By Eric Silver, Mideast Correspondent

Gil Wiener, the husky soldier who dragged out the first survivor of the Nairobi bombing to be saved by the Israeli dog squad last weekend, is a 29-year-old architecture student working his way through college as a lifeguard at the Hebrew University swimming pool in Jerusalem.

Like him, most of the 170 skilled officers and men who flew to the Kenyan capital within 24 hours of the explosion that wrecked the U.S. Embassy are reservists. They are recruited from all branches of the armed forces during the last year of their three-year compulsory service and trained on simulated disaster sites. Back in civilian life, the volunteers are annually called up for one week of intensive refresher courses. A permanent-alert staff is primed to mobilize them at short notice.

“My men are not the strongest soldiers in the army,” the commander of their training base, Maj. Ronen Greenberg, said this week, “but they have to be pretty strong — and they have to have a talent for technology. They must know how to handle sophisticated equipment, and how to fix it quickly if it malfunctions during an emergency.”

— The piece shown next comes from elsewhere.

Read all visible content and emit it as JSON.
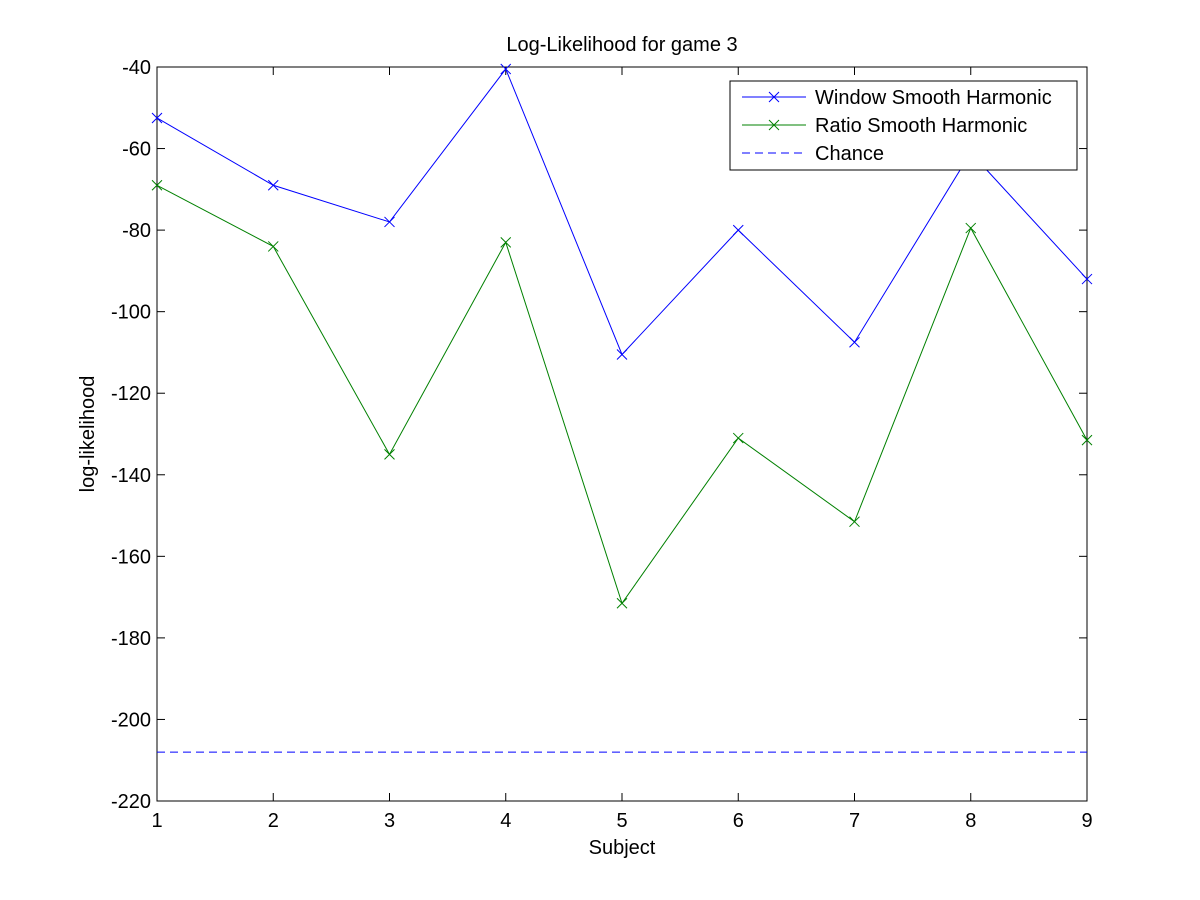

They are taught patience and extreme caution. Gil Wiener and his team kept their Kenyan survivor talking for six hours before they got him out of his steel-and-concrete trap. Their commander insisted that they work only from the side and above. Although the man had an almost severed leg and head injuries, rushing the operation might have brought tons of rubble down on rescued and rescuers.

The emergency unit was established during the 1982 Israeli invasion of Lebanon after an explosion demolished an army administrative block in the port city of Tyre, killing 89 soldiers and secret service agents. Since then, it has seen service at home and on humanitarian missions on three continents.

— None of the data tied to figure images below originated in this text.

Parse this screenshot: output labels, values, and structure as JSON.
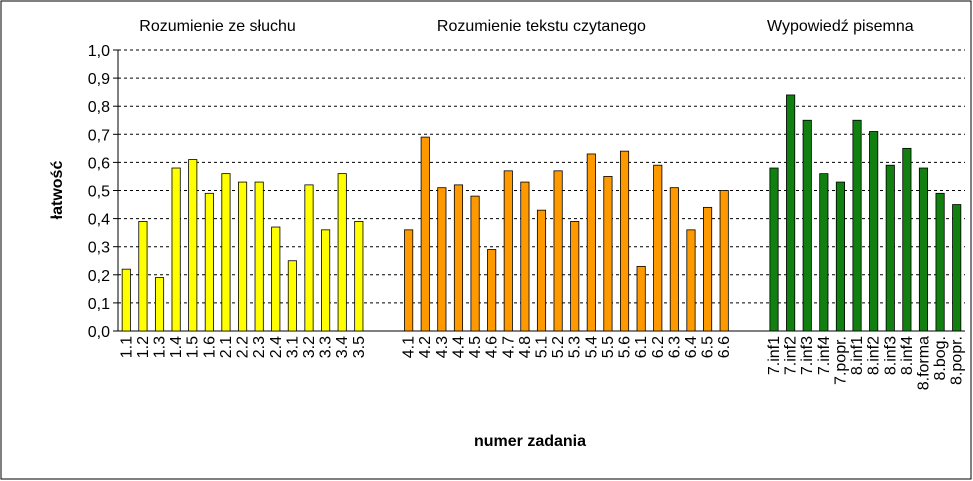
{
  "chart_data": {
    "type": "bar",
    "xlabel": "numer zadania",
    "ylabel": "łatwość",
    "categories": [
      "1.1",
      "1.2",
      "1.3",
      "1.4",
      "1.5",
      "1.6",
      "2.1",
      "2.2",
      "2.3",
      "2.4",
      "3.1",
      "3.2",
      "3.3",
      "3.4",
      "3.5",
      null,
      null,
      "4.1",
      "4.2",
      "4.3",
      "4.4",
      "4.5",
      "4.6",
      "4.7",
      "4.8",
      "5.1",
      "5.2",
      "5.3",
      "5.4",
      "5.5",
      "5.6",
      "6.1",
      "6.2",
      "6.3",
      "6.4",
      "6.5",
      "6.6",
      null,
      null,
      "7.inf1",
      "7.inf2",
      "7.inf3",
      "7.inf4",
      "7.popr.",
      "8.inf1",
      "8.inf2",
      "8.inf3",
      "8.inf4",
      "8.forma",
      "8.bog.",
      "8.popr."
    ],
    "series": [
      {
        "name": "Rozumienie ze słuchu",
        "color": "#ffff00",
        "values": [
          0.22,
          0.39,
          0.19,
          0.58,
          0.61,
          0.49,
          0.56,
          0.53,
          0.53,
          0.37,
          0.25,
          0.52,
          0.36,
          0.56,
          0.39,
          null,
          null,
          null,
          null,
          null,
          null,
          null,
          null,
          null,
          null,
          null,
          null,
          null,
          null,
          null,
          null,
          null,
          null,
          null,
          null,
          null,
          null,
          null,
          null,
          null,
          null,
          null,
          null,
          null,
          null,
          null,
          null,
          null,
          null,
          null,
          null
        ]
      },
      {
        "name": "Rozumienie tekstu czytanego",
        "color": "#ff9900",
        "values": [
          null,
          null,
          null,
          null,
          null,
          null,
          null,
          null,
          null,
          null,
          null,
          null,
          null,
          null,
          null,
          null,
          null,
          0.36,
          0.69,
          0.51,
          0.52,
          0.48,
          0.29,
          0.57,
          0.53,
          0.43,
          0.57,
          0.39,
          0.63,
          0.55,
          0.64,
          0.23,
          0.59,
          0.51,
          0.36,
          0.44,
          0.5,
          null,
          null,
          null,
          null,
          null,
          null,
          null,
          null,
          null,
          null,
          null,
          null,
          null,
          null
        ]
      },
      {
        "name": "Wypowiedź pisemna",
        "color": "#118011",
        "values": [
          null,
          null,
          null,
          null,
          null,
          null,
          null,
          null,
          null,
          null,
          null,
          null,
          null,
          null,
          null,
          null,
          null,
          null,
          null,
          null,
          null,
          null,
          null,
          null,
          null,
          null,
          null,
          null,
          null,
          null,
          null,
          null,
          null,
          null,
          null,
          null,
          null,
          null,
          null,
          0.58,
          0.84,
          0.75,
          0.56,
          0.53,
          0.75,
          0.71,
          0.59,
          0.65,
          0.58,
          0.49,
          0.45
        ]
      }
    ],
    "ylim": [
      0,
      1
    ],
    "yticks": [
      {
        "value": 0,
        "label": "0,0"
      },
      {
        "value": 0.1,
        "label": "0,1"
      },
      {
        "value": 0.2,
        "label": "0,2"
      },
      {
        "value": 0.3,
        "label": "0,3"
      },
      {
        "value": 0.4,
        "label": "0,4"
      },
      {
        "value": 0.5,
        "label": "0,5"
      },
      {
        "value": 0.6,
        "label": "0,6"
      },
      {
        "value": 0.7,
        "label": "0,7"
      },
      {
        "value": 0.8,
        "label": "0,8"
      },
      {
        "value": 0.9,
        "label": "0,9"
      },
      {
        "value": 1,
        "label": "1,0"
      }
    ],
    "grid": true
  }
}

It rescued Israeli civilians from Tel Aviv flats hit by Saddam Hussein’s Scud missiles during the 1991 Gulf War. In the mid and late 1980s, it joined the hunt for survivors of massive earthquakes in Mexico and Armenia and flew in food, tents and medical supplies. In 1994, the unit extricated dead and wounded from the four-story Israeli Embassy building blown up by Islamic fanatics in Buenos Aires. The army also sent a medical-aid team, protected by 270 infantrymen, to Rwanda during the 1994 civil war, and firefighting helicopters to help put out a huge blaze at a Turkish arms factory in 1997.

Defense Ministry officials in Tel Aviv hailed the Nairobi mission as a debt of honor. Kenya joined most African states in cutting diplomatic relations with Israel after it invaded Egypt, a fellow African country, during the 1973 Yom Kippur War. But Kenya maintained close economic links with the Jewish state. Hundreds of Israeli specialists worked on industrial and agricultural development projects there. Kenyan managers and technicians studied in Israel.

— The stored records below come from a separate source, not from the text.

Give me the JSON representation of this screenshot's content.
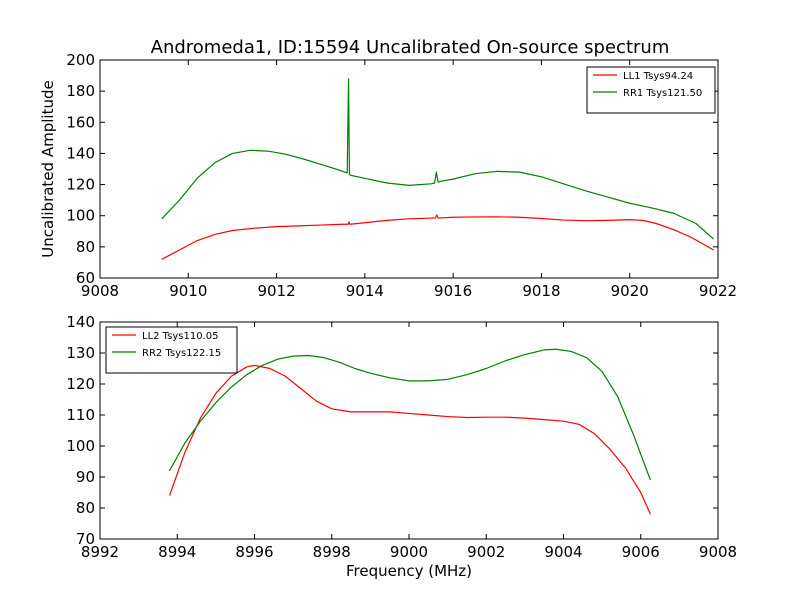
{
  "title": "Andromeda1, ID:15594 Uncalibrated On-source spectrum",
  "colors": {
    "red": "#ff0000",
    "green": "#008000"
  },
  "chart_data": [
    {
      "type": "line",
      "ylabel": "Uncalibrated Amplitude",
      "xlabel": "",
      "xlim": [
        9008,
        9022
      ],
      "ylim": [
        60,
        200
      ],
      "xticks": [
        9008,
        9010,
        9012,
        9014,
        9016,
        9018,
        9020,
        9022
      ],
      "yticks": [
        60,
        80,
        100,
        120,
        140,
        160,
        180,
        200
      ],
      "legend": "top-right",
      "series": [
        {
          "name": "LL1 Tsys94.24",
          "color": "#ff0000",
          "x": [
            9009.4,
            9009.8,
            9010.2,
            9010.6,
            9011.0,
            9011.5,
            9012.0,
            9012.5,
            9013.0,
            9013.5,
            9013.62,
            9013.64,
            9013.66,
            9014.0,
            9014.5,
            9015.0,
            9015.5,
            9015.6,
            9015.63,
            9015.66,
            9016.0,
            9016.5,
            9017.0,
            9017.5,
            9018.0,
            9018.5,
            9019.0,
            9019.5,
            9020.0,
            9020.3,
            9020.6,
            9021.0,
            9021.4,
            9021.9
          ],
          "values": [
            72,
            78,
            84,
            88,
            90.5,
            92,
            93,
            93.5,
            94,
            94.5,
            94.5,
            96,
            94.5,
            95.5,
            97,
            98,
            98.5,
            98.5,
            100.5,
            98.5,
            99,
            99.2,
            99.3,
            99,
            98.2,
            97.2,
            96.8,
            97,
            97.5,
            97,
            95,
            91,
            86,
            78
          ]
        },
        {
          "name": "RR1 Tsys121.50",
          "color": "#008000",
          "x": [
            9009.4,
            9009.8,
            9010.2,
            9010.6,
            9011.0,
            9011.4,
            9011.8,
            9012.2,
            9012.6,
            9013.0,
            9013.4,
            9013.6,
            9013.63,
            9013.65,
            9013.67,
            9014.0,
            9014.5,
            9015.0,
            9015.5,
            9015.58,
            9015.62,
            9015.66,
            9015.7,
            9016.0,
            9016.5,
            9017.0,
            9017.5,
            9018.0,
            9018.5,
            9019.0,
            9019.5,
            9020.0,
            9020.5,
            9021.0,
            9021.5,
            9021.9
          ],
          "values": [
            98,
            110,
            124,
            134,
            140,
            142,
            141.5,
            139.5,
            136.5,
            133,
            129.5,
            127.5,
            188,
            126.5,
            126,
            124,
            121,
            119.5,
            120.5,
            121,
            128,
            121.5,
            122,
            123.5,
            127,
            128.5,
            128,
            125,
            120.5,
            116,
            112,
            108,
            105,
            101.5,
            95,
            85
          ]
        }
      ]
    },
    {
      "type": "line",
      "ylabel": "",
      "xlabel": "Frequency (MHz)",
      "xlim": [
        8992,
        9008
      ],
      "ylim": [
        70,
        140
      ],
      "xticks": [
        8992,
        8994,
        8996,
        8998,
        9000,
        9002,
        9004,
        9006,
        9008
      ],
      "yticks": [
        70,
        80,
        90,
        100,
        110,
        120,
        130,
        140
      ],
      "legend": "top-left",
      "series": [
        {
          "name": "LL2 Tsys110.05",
          "color": "#ff0000",
          "x": [
            8993.8,
            8994.2,
            8994.6,
            8995.0,
            8995.4,
            8995.8,
            8996.0,
            8996.4,
            8996.8,
            8997.2,
            8997.6,
            8998.0,
            8998.5,
            8999.0,
            8999.5,
            9000.0,
            9000.5,
            9001.0,
            9001.5,
            9002.0,
            9002.5,
            9003.0,
            9003.5,
            9004.0,
            9004.4,
            9004.8,
            9005.2,
            9005.6,
            9006.0,
            9006.25
          ],
          "values": [
            84,
            98,
            109,
            117,
            122.5,
            125.5,
            126,
            125,
            122.5,
            118.5,
            114.5,
            112,
            111,
            111,
            111,
            110.5,
            110,
            109.5,
            109.2,
            109.3,
            109.3,
            109,
            108.5,
            108,
            107,
            104,
            99,
            93,
            85,
            78
          ]
        },
        {
          "name": "RR2 Tsys122.15",
          "color": "#008000",
          "x": [
            8993.8,
            8994.2,
            8994.6,
            8995.0,
            8995.4,
            8995.8,
            8996.2,
            8996.6,
            8997.0,
            8997.4,
            8997.8,
            8998.2,
            8998.6,
            8999.0,
            8999.5,
            9000.0,
            9000.5,
            9001.0,
            9001.5,
            9002.0,
            9002.5,
            9003.0,
            9003.5,
            9003.8,
            9004.2,
            9004.6,
            9005.0,
            9005.4,
            9005.8,
            9006.25
          ],
          "values": [
            92,
            101,
            108,
            114,
            119,
            123,
            126,
            128,
            129,
            129.2,
            128.5,
            127,
            125,
            123.5,
            122,
            121,
            121,
            121.5,
            123,
            125,
            127.5,
            129.5,
            131,
            131.2,
            130.5,
            128.5,
            124,
            116,
            104,
            89
          ]
        }
      ]
    }
  ]
}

In July 1976, Kenya secretly allowed Israeli transport planes to refuel in Nairobi after their epic rescue of hijacked airline passengers from neighboring Entebbe. Ehud Barak, now leader of the Labor opposition, commanded the Nairobi backup group.

Some of the team sent back to the Kenyan capital this weekend are veterans of the Buenos Aires and Armenian operations. They are among the least flamboyant of Israeli soldiers. They expect to bring out more dead than alive. It is a sobering thought.

When the Nairobi crowd lauded Gil Wiener on Saturday night, he remonstrated: “I’m no hero.” Another rescuer said: “Saving lives is just something that’s in our blood.” During that first rescue, the survivor, Sammy Ngana, was suffering so much pain that he begged the Israelis to let him die. “I’m a doctor,” said Lt. Nahum Nesher, one of the team. “I won’t let you die.”

The men do their job, with no time for sentiment. Greenberg, the chief instructor, confided that during 10 years as a rescuer, he experienced only one “happy ending.” He located an elderly woman trapped in a Tel Aviv flat shattered by one of Saddam’s Scuds. “While we were trying to get her out,” he said, “I asked her about other people who might still be in the building. A year later, she spotted me at an army exhibition. She remembered every question, word for word. I hadn’t even recognized her.”